El informe semanal publicado por el Observatorio de Políticas Públicas de la Universidad Nacional de Avellaneda (UNDAV) reveló que el costo de mantener un vehículo aumentó hasta un 51% en el último año.

El estudio realizado por el equipo de economistas de Economía UNDAV apunta que la devaluación económica que vive Argentina generó en la industria automotriz “un aumento de precios considerable en las unidades que se comercializan en el mercado local” así como también en “todo el conjunto de rubros que hacen al mantenimiento de los vehículos, que siguen verificando importantes correcciones de precios en los últimos meses”.

“En contextos de fatigadas finanzas familiares, estos aumentos no hacen más que carcomer los ingresos excedentes después del consumo de productos y servicios de primera necesidad”, analiza el informe.

En el detalle, se tienen algunos aumentos muy considerables: por caso, el peaje en zonas urbanas llegó a aumentar hasta un 63,5%; mientras que el alza en el combustible fue del 56,9% acumulado anual; y, por debajo de la inflación general, se tienen aumentos en la VTV del 43%; y en el estacionamiento del 37,1%.

Para llevar adelante el relevamiento, se seleccionaron tres tipos de vehículo, de consumo característico en distintos segmentos socioeconómicos: así, en 2018, el aumento anual promedio en el costo de mantener un auto de gama baja fue de 51%, uno de gama media, de 48,6%, mientras que para la gama alta del 47,3%.

“Estas subas, que en promedio superan al aumento del nivel general de precios, son el reflejo de la caída de poder adquisitivo de los salarios”, evalúa el documento universitario.

En promedio, el costo de la canasta automotor se incrementó un 48,6% en el último año y acumula una suba de 224% desde 2016.

El incremento de los costos tiene un correlato directo en lo que son los precios de las unidades 0Km, donde el indicador de precios que elabora el Ministerio de Producción y Trabajo marca una suba del 81,6% en el último año, la cual trepa al 115% para el último bienio y al 185% en relación a diciembre del año 2015.

En este escenario, la industria transita un contexto de merma en su nivel de actividad: caen las exportaciones, la producción consolidó en enero su quinta caída consecutiva, hace 8 meses que bajan los patentamientos y las ventas a concesionarios ya acumulan 9 meses de rojo consecutivo.

Si vamos a los números, el año pasado cerró con una caída en las ventas del año del 10,9%
y 2019 comenzó con una merma de patentamientos superior al 50%.

“El sector automotriz viene siendo uno de los más afectados por la devaluación, los aumentos en los costos productivos, el crédito caro y el achicamiento del mercado interno.

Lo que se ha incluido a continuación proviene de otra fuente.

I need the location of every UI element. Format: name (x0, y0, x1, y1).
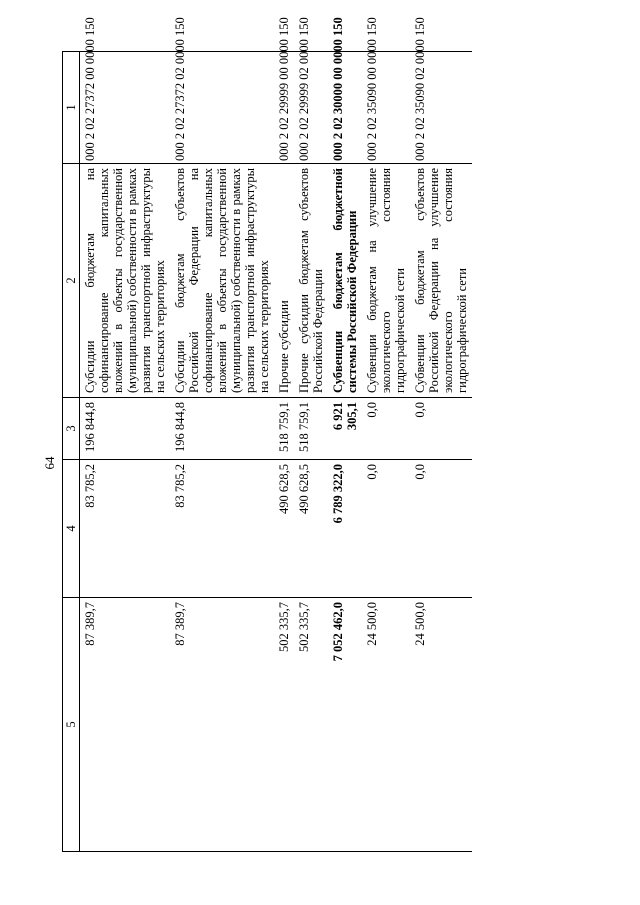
column-header: 2 (63, 164, 80, 398)
code-cell: 000 2 02 29999 02 0000 150 (294, 52, 328, 164)
name-cell: Прочие субсидии (274, 164, 294, 398)
header-row (63, 52, 80, 852)
table-row (410, 52, 472, 852)
name-cell: Субвенции бюджетам субъектов Российской Федерации на улучшение экологического состояния гидрографической сети (410, 164, 472, 398)
value-col4-cell: 0,0 (362, 460, 410, 598)
value-col5-cell: 87 389,7 (170, 598, 274, 852)
rotated-page-content (62, 17, 578, 852)
column-header: 5 (63, 598, 80, 852)
table-row (274, 52, 294, 852)
value-col5-cell: 502 335,7 (274, 598, 294, 852)
value-col4-cell: 83 785,2 (80, 460, 171, 598)
value-col4-cell: 83 785,2 (170, 460, 274, 598)
budget-table (62, 17, 472, 852)
code-cell: 000 2 02 27372 00 0000 150 (80, 52, 171, 164)
code-cell: 000 2 02 35090 02 0000 150 (410, 52, 472, 164)
value-col3-cell: 0,0 (362, 398, 410, 460)
column-header: 4 (63, 460, 80, 598)
code-cell: 000 2 02 30000 00 0000 150 (328, 52, 362, 164)
column-header: 3 (63, 398, 80, 460)
name-cell: Субвенции бюджетам на улучшение экологического состояния гидрографической сети (362, 164, 410, 398)
value-col3-cell: 196 844,8 (80, 398, 171, 460)
value-col4-cell: 6 789 322,0 (328, 460, 362, 598)
value-col5-cell: 7 052 462,0 (328, 598, 362, 852)
value-col3-cell: 6 921 305,1 (328, 398, 362, 460)
value-col3-cell: 518 759,1 (294, 398, 328, 460)
value-col3-cell: 518 759,1 (274, 398, 294, 460)
value-col5-cell: 502 335,7 (294, 598, 328, 852)
value-col5-cell: 87 389,7 (80, 598, 171, 852)
value-col3-cell: 0,0 (410, 398, 472, 460)
value-col4-cell: 490 628,5 (294, 460, 328, 598)
column-header: 1 (63, 52, 80, 164)
table-row (80, 52, 171, 852)
table-row (362, 52, 410, 852)
table-row (328, 52, 362, 852)
name-cell: Субсидии бюджетам на софинансирование капитальных вложений в объекты государственной (муниципальной) собственности в рамках развития транспортной инфраструктуры на сельских территориях (80, 164, 171, 398)
code-cell: 000 2 02 27372 02 0000 150 (170, 52, 274, 164)
code-cell: 000 2 02 35090 00 0000 150 (362, 52, 410, 164)
name-cell: Субсидии бюджетам субъектов Российской Федерации на софинансирование капитальных вложений в объекты государственной (муниципальной) собственности в рамках развития транспортной инфраструктуры на сельских территориях (170, 164, 274, 398)
value-col4-cell: 0,0 (410, 460, 472, 598)
table-row (170, 52, 274, 852)
value-col5-cell: 24 500,0 (362, 598, 410, 852)
value-col4-cell: 490 628,5 (274, 460, 294, 598)
name-cell: Субвенции бюджетам бюджетной системы Российской Федерации (328, 164, 362, 398)
table-row (294, 52, 328, 852)
name-cell: Прочие субсидии бюджетам субъектов Российской Федерации (294, 164, 328, 398)
code-cell: 000 2 02 29999 00 0000 150 (274, 52, 294, 164)
value-col3-cell: 196 844,8 (170, 398, 274, 460)
page-number: 64 (42, 456, 57, 470)
value-col5-cell: 24 500,0 (410, 598, 472, 852)
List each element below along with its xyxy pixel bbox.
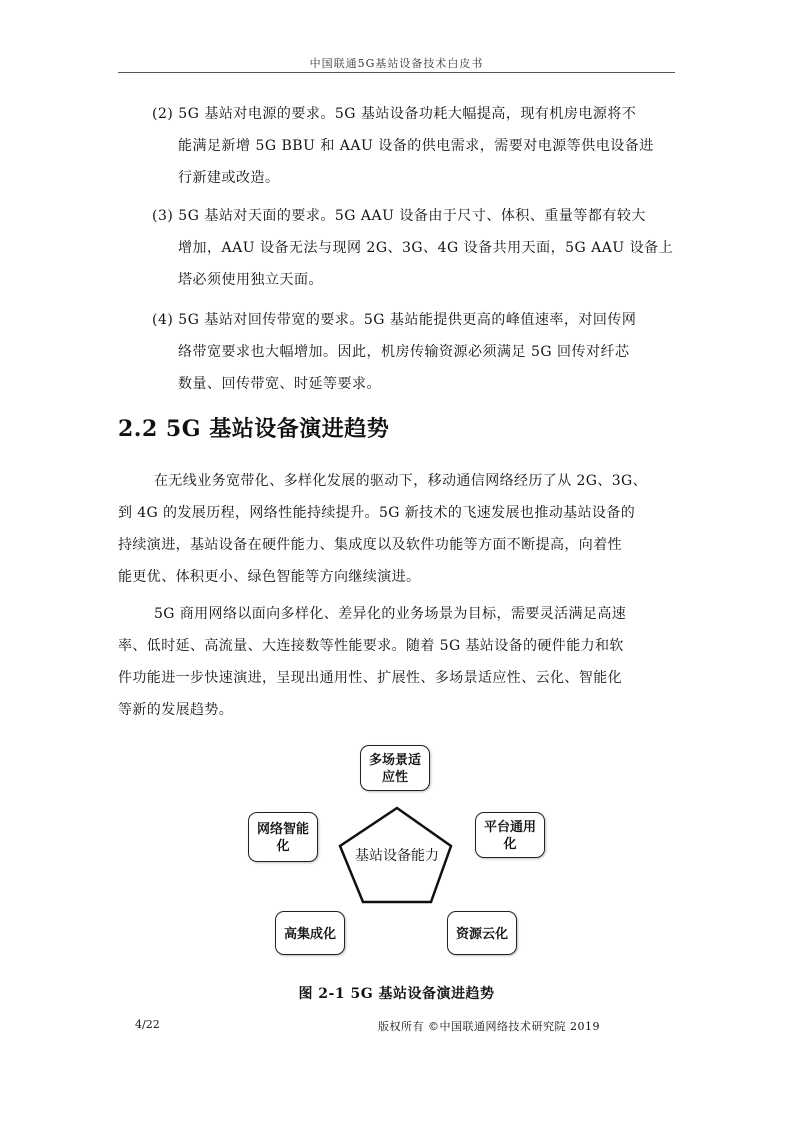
- requirement-line: 络带宽要求也大幅增加。因此，机房传输资源必须满足 5G 回传对纤芯: [178, 344, 630, 360]
- paragraph-line: 件功能进一步快速演进，呈现出通用性、扩展性、多场景适应性、云化、智能化: [118, 670, 622, 686]
- requirement-line: (4) 5G 基站对回传带宽的要求。5G 基站能提供更高的峰值速率，对回传网: [152, 312, 637, 328]
- copyright-notice: 版权所有 ©中国联通网络技术研究院 2019: [378, 1020, 600, 1033]
- requirement-line: 能满足新增 5G BBU 和 AAU 设备的供电需求，需要对电源等供电设备进: [178, 138, 654, 154]
- box-resource-cloud: 资源云化: [447, 911, 517, 955]
- requirement-line: 塔必须使用独立天面。: [178, 272, 323, 288]
- pentagon-label: 基站设备能力: [355, 847, 439, 863]
- box-multi-scenario: 多场景适应性: [360, 745, 430, 791]
- box-platform-generic: 平台通用化: [475, 812, 545, 858]
- requirement-line: (3) 5G 基站对天面的要求。5G AAU 设备由于尺寸、体积、重量等都有较大: [152, 208, 646, 224]
- page-header: 中国联通5G基站设备技术白皮书: [309, 57, 484, 70]
- section-heading: 2.2 5G 基站设备演进趋势: [118, 416, 390, 442]
- requirement-line: (2) 5G 基站对电源的要求。5G 基站设备功耗大幅提高，现有机房电源将不: [152, 106, 637, 122]
- page-number: 4/22: [135, 1018, 160, 1031]
- requirement-line: 数量、回传带宽、时延等要求。: [178, 376, 381, 392]
- paragraph-line: 在无线业务宽带化、多样化发展的驱动下，移动通信网络经历了从 2G、3G、: [154, 473, 648, 489]
- paragraph-line: 能更优、体积更小、绿色智能等方向继续演进。: [118, 569, 421, 585]
- paragraph-line: 到 4G 的发展历程，网络性能持续提升。5G 新技术的飞速发展也推动基站设备的: [118, 505, 636, 521]
- paragraph-line: 等新的发展趋势。: [118, 702, 234, 718]
- requirement-line: 行新建或改造。: [178, 170, 280, 186]
- paragraph-line: 率、低时延、高流量、大连接数等性能要求。随着 5G 基站设备的硬件能力和软: [118, 638, 624, 654]
- figure-caption: 图 2-1 5G 基站设备演进趋势: [298, 986, 495, 1002]
- paragraph-line: 持续演进，基站设备在硬件能力、集成度以及软件功能等方面不断提高，向着性: [118, 537, 622, 553]
- requirement-line: 增加，AAU 设备无法与现网 2G、3G、4G 设备共用天面，5G AAU 设备上: [178, 240, 674, 256]
- box-high-integration: 高集成化: [275, 911, 345, 955]
- paragraph-line: 5G 商用网络以面向多样化、差异化的业务场景为目标，需要灵活满足高速: [154, 606, 627, 622]
- box-network-intelligence: 网络智能化: [248, 812, 318, 862]
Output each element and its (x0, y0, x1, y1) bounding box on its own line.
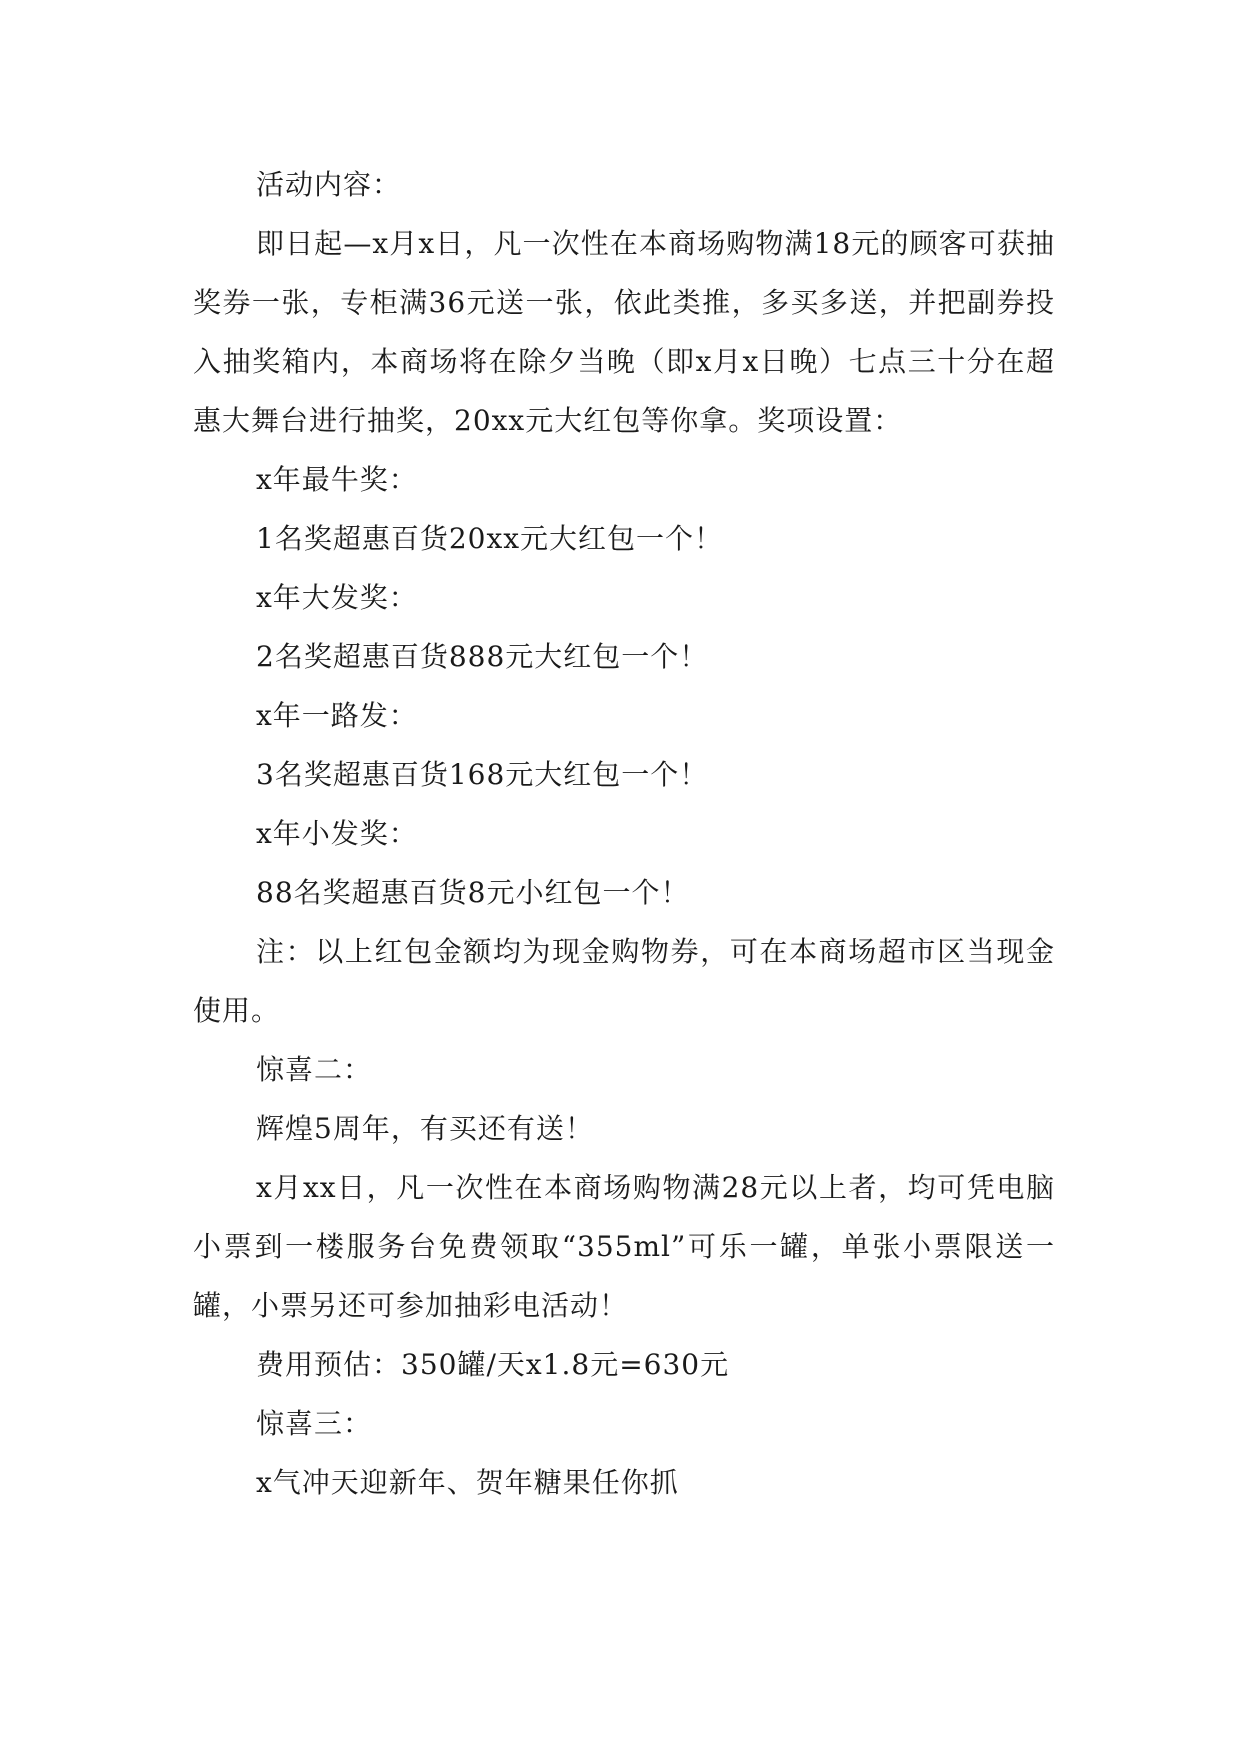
prize-title-2: x年大发奖： (256, 581, 418, 614)
paragraph-lottery-rules: 即日起—x月x日，凡一次性在本商场购物满18元的顾客可获抽奖券一张，专柜满36元送一张，依此类推，多买多送，并把副券投入抽奖箱内，本商场将在除夕当晚（即x月x日晚）七点三十分在超惠大舞台进行抽奖，20xx元大红包等你拿。奖项设置： (193, 227, 1055, 437)
section-heading-activity: 活动内容： (256, 168, 402, 201)
prize-detail-1: 1名奖超惠百货20xx元大红包一个！ (256, 522, 724, 555)
prize-detail-3: 3名奖超惠百货168元大红包一个！ (256, 758, 709, 791)
surprise-2-slogan: 辉煌5周年，有买还有送！ (256, 1112, 594, 1145)
surprise-3-slogan: x气冲天迎新年、贺年糖果任你抓 (256, 1466, 679, 1499)
paragraph-cola-gift: x月xx日，凡一次性在本商场购物满28元以上者，均可凭电脑小票到一楼服务台免费领取“355ml”可乐一罐，单张小票限送一罐，小票另还可参加抽彩电活动！ (193, 1171, 1055, 1322)
prize-detail-2: 2名奖超惠百货888元大红包一个！ (256, 640, 709, 673)
prize-title-4: x年小发奖： (256, 817, 418, 850)
prize-title-3: x年一路发： (256, 699, 418, 732)
cost-estimate: 费用预估：350罐/天x1.8元=630元 (256, 1348, 730, 1381)
section-heading-surprise-3: 惊喜三： (256, 1407, 373, 1440)
section-heading-surprise-2: 惊喜二： (256, 1053, 373, 1086)
prize-detail-4: 88名奖超惠百货8元小红包一个！ (256, 876, 690, 909)
document-body (193, 155, 1055, 1512)
prize-title-1: x年最牛奖： (256, 463, 418, 496)
note-paragraph: 注：以上红包金额均为现金购物券，可在本商场超市区当现金使用。 (193, 935, 1055, 1027)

El año pasado había comenzado con buenas ventas, pero la crisis cambiaria – inflacionaria planchó los despachos. Las concesionarias en situación de alerta, porque más allá de las ventas, se encuentran presionadas por altos costos operativos y los bajos márgenes de ganancias”, señala el informe de la Universidad Nacional de Avellaneda.

Y remarca: “El combo de incrementos afecta toda una institución de la clase media. El costo del uso y mantenimiento del vehículo propio posterga las decisiones para un cambio de modelo, a la vez que afecta el presupuesto familiar, debiendo resignar otros consumos”.